Washington, D.C., July 27, 2007 — The Federal Energy Regulatory Commission (FERC) announced it will convene a technical conference on licensing pilot projects for ocean energy hydro technologies to discuss a staff proposal for a process that could complete licensing in as few as six months.

Commissioner Philip Moeller will lead the conference, to be conducted Oct. 2, 2007, in Portland, Oregon. This is the latest in a series of measures the commission has undertaken since 2006 to address intensifying interest in the development of ocean, wave and tidal, or hydrokinetic, technologies.

“Perhaps the greatest barrier to realizing the potential of new hydrokinetic technologies is that they are unproven,” chairman Joseph T. Kelliher said. “These technologies must be demonstrated before large scale commercial deployment can occur. Today we take a major step to reduce the barriers to the success of these new hydro technologies, by proposing a simplified licensing process suitable for licensing pilot projects.”

“This new generation of hydrokinetic technologies will bring hydropower to the forefront of the renewable energy debate,” Moeller said. “It is generating a lot of enthusiasm throughout the country, particularly in coastal states like my home state of Washington. FERC wants to harness this enthusiasm by exploring ways to reduce the regulatory barriers to realize the amazing potential of this domestic renewable power source—one that can help meet renewable portfolio standards established by states.”

The goal of the commission staff proposal is to complete the full project licensing process in as few as six months, provide for commission oversight and input from affected states and other federal agencies, and allow developers to generate electricity while conducting the requisite testing.

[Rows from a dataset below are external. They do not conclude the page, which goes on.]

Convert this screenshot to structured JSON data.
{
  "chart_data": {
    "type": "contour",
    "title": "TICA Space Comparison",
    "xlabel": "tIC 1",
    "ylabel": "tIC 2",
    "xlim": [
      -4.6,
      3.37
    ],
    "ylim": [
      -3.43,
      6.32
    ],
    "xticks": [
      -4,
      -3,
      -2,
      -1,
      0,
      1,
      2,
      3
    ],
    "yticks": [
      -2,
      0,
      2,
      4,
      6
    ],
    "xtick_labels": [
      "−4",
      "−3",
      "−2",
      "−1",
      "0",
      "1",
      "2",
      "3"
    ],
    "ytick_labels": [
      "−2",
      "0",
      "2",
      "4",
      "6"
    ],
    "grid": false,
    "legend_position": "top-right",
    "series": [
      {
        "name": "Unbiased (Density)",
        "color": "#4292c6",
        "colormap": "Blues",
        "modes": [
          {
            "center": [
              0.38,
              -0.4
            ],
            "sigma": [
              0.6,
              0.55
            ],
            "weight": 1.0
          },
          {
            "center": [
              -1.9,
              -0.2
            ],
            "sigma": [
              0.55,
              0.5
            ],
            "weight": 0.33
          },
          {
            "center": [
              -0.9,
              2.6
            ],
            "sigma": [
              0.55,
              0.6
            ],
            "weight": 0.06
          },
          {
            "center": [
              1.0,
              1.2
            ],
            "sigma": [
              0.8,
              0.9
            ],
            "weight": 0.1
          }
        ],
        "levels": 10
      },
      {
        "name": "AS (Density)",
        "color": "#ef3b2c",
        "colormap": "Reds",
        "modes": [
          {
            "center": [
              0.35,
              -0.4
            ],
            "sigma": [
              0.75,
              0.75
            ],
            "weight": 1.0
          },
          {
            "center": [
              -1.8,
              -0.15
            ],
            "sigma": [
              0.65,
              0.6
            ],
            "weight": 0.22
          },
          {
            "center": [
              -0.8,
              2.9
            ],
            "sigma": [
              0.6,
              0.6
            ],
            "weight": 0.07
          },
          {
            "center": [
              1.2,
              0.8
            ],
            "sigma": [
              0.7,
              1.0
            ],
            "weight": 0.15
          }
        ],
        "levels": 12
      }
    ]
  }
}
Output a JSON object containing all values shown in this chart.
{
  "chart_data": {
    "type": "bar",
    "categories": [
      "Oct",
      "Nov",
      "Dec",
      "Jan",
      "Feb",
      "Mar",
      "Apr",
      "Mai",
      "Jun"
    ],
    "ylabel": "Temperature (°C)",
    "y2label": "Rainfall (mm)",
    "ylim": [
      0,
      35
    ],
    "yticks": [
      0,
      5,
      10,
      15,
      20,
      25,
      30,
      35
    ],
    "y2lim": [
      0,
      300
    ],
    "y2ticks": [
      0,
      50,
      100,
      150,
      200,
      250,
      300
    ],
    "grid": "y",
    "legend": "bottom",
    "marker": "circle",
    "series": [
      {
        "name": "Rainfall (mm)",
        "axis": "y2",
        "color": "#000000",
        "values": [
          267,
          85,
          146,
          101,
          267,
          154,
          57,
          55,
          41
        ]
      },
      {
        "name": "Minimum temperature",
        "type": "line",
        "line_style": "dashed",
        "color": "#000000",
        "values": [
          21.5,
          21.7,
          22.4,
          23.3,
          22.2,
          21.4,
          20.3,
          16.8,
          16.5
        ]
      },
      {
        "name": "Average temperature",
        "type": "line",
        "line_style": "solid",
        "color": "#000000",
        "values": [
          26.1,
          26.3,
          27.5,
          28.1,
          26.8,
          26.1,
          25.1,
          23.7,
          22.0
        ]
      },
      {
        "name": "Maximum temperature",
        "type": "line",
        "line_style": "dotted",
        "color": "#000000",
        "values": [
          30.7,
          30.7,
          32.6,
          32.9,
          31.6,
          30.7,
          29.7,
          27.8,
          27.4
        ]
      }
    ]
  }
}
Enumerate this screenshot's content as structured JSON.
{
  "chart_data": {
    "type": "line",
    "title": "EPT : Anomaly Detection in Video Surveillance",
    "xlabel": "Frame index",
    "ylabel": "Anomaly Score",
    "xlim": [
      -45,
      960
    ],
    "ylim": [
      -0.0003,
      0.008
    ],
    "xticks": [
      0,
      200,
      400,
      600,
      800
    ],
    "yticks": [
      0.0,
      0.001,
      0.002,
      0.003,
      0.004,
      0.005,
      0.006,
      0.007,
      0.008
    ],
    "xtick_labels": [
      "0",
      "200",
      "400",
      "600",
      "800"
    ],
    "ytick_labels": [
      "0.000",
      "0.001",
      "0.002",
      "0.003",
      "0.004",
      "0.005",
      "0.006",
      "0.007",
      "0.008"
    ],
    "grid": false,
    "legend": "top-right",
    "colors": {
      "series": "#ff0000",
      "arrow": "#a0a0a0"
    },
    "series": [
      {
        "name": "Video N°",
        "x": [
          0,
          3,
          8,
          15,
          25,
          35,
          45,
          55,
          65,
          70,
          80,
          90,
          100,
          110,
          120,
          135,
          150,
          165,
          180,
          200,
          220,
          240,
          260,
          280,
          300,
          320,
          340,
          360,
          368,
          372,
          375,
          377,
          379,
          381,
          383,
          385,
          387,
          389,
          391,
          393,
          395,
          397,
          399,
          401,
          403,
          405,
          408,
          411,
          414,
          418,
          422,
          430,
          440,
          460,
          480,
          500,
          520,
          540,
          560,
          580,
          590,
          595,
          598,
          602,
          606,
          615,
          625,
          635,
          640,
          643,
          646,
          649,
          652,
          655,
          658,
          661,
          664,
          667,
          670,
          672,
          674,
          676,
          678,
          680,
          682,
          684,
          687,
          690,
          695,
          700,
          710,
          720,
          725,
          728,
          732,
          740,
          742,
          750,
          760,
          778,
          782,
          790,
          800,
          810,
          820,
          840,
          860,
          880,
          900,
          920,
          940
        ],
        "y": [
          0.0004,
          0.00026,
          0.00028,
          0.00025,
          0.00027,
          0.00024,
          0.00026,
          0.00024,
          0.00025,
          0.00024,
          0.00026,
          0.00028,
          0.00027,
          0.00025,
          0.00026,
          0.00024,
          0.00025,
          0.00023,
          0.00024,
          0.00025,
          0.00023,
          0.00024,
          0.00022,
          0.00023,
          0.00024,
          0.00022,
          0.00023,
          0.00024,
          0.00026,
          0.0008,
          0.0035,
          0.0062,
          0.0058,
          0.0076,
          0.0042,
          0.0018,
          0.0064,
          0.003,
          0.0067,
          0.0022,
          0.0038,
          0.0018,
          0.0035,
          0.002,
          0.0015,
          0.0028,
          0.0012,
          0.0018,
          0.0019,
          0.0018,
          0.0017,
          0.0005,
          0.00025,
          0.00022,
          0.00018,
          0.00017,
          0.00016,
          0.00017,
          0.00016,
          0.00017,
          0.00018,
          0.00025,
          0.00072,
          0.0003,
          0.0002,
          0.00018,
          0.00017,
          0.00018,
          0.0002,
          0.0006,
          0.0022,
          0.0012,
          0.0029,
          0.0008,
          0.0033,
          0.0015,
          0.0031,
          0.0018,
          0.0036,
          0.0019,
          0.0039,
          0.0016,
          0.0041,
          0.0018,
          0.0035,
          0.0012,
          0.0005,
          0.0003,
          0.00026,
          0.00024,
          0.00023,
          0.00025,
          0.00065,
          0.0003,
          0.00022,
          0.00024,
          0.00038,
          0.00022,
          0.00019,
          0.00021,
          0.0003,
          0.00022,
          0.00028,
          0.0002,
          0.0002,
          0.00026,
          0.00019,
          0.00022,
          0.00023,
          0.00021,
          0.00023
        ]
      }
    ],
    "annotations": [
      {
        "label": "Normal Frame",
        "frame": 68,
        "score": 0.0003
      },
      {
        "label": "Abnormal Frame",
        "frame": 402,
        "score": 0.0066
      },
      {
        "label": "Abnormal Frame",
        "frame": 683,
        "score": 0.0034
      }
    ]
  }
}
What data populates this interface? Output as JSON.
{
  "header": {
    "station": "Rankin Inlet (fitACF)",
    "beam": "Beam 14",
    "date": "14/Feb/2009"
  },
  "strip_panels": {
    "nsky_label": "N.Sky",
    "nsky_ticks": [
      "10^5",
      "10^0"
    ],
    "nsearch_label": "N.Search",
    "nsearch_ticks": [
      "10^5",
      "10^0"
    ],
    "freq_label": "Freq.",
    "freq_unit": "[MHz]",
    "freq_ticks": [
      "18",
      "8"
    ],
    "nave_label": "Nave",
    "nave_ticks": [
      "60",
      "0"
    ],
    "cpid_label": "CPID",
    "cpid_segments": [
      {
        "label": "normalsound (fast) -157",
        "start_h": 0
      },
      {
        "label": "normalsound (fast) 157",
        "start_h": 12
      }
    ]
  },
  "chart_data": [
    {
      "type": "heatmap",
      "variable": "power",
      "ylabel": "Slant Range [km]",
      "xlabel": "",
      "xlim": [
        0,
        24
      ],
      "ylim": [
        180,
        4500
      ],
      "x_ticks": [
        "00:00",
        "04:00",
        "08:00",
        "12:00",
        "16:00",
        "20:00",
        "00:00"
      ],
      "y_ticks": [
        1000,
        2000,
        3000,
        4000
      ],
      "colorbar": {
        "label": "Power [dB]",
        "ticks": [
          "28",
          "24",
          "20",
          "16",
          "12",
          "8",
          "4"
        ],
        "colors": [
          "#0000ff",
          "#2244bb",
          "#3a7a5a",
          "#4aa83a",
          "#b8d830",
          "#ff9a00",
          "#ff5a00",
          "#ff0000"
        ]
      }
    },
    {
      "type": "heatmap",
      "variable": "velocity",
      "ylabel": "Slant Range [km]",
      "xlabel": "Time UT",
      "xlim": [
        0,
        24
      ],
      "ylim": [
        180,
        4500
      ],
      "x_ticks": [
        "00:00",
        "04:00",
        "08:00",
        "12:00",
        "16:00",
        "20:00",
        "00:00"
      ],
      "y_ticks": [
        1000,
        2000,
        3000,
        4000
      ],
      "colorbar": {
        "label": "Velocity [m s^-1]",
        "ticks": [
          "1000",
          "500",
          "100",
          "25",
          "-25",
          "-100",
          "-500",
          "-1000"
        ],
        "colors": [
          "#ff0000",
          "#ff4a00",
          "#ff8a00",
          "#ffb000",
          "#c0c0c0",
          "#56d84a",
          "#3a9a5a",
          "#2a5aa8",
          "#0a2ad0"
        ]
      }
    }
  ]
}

The process would be available for projects that are 5 megawatts or smaller, removable or able to shut down on relatively short notice, located in waters that have no sensitive designations, and for the purpose of testing new hydro technologies or determining appropriate sites for ocean, wave and tidal energy projects.

At its December 2006 conference on hydrokinetic energy, FERC learned that these technologies are in a developmental phase, which presents significant risks for developers due to a lack of information about engineering performance and environmental effects, and limited access to financing.

In response to FERC’s February 2007 notice of inquiry on preliminary permits for the new technologies, at least 14 entities addressed the need for a pilot program licensing process.

Comments included recommendations that FERC address the unique characteristics of pilot projects by: permitting connection to the national grid both for study purposes and to generate revenue; implementing a simpler, faster review process; requiring site restoration following experimental deployments; and requiring a license period of five years rather than 30-50 years.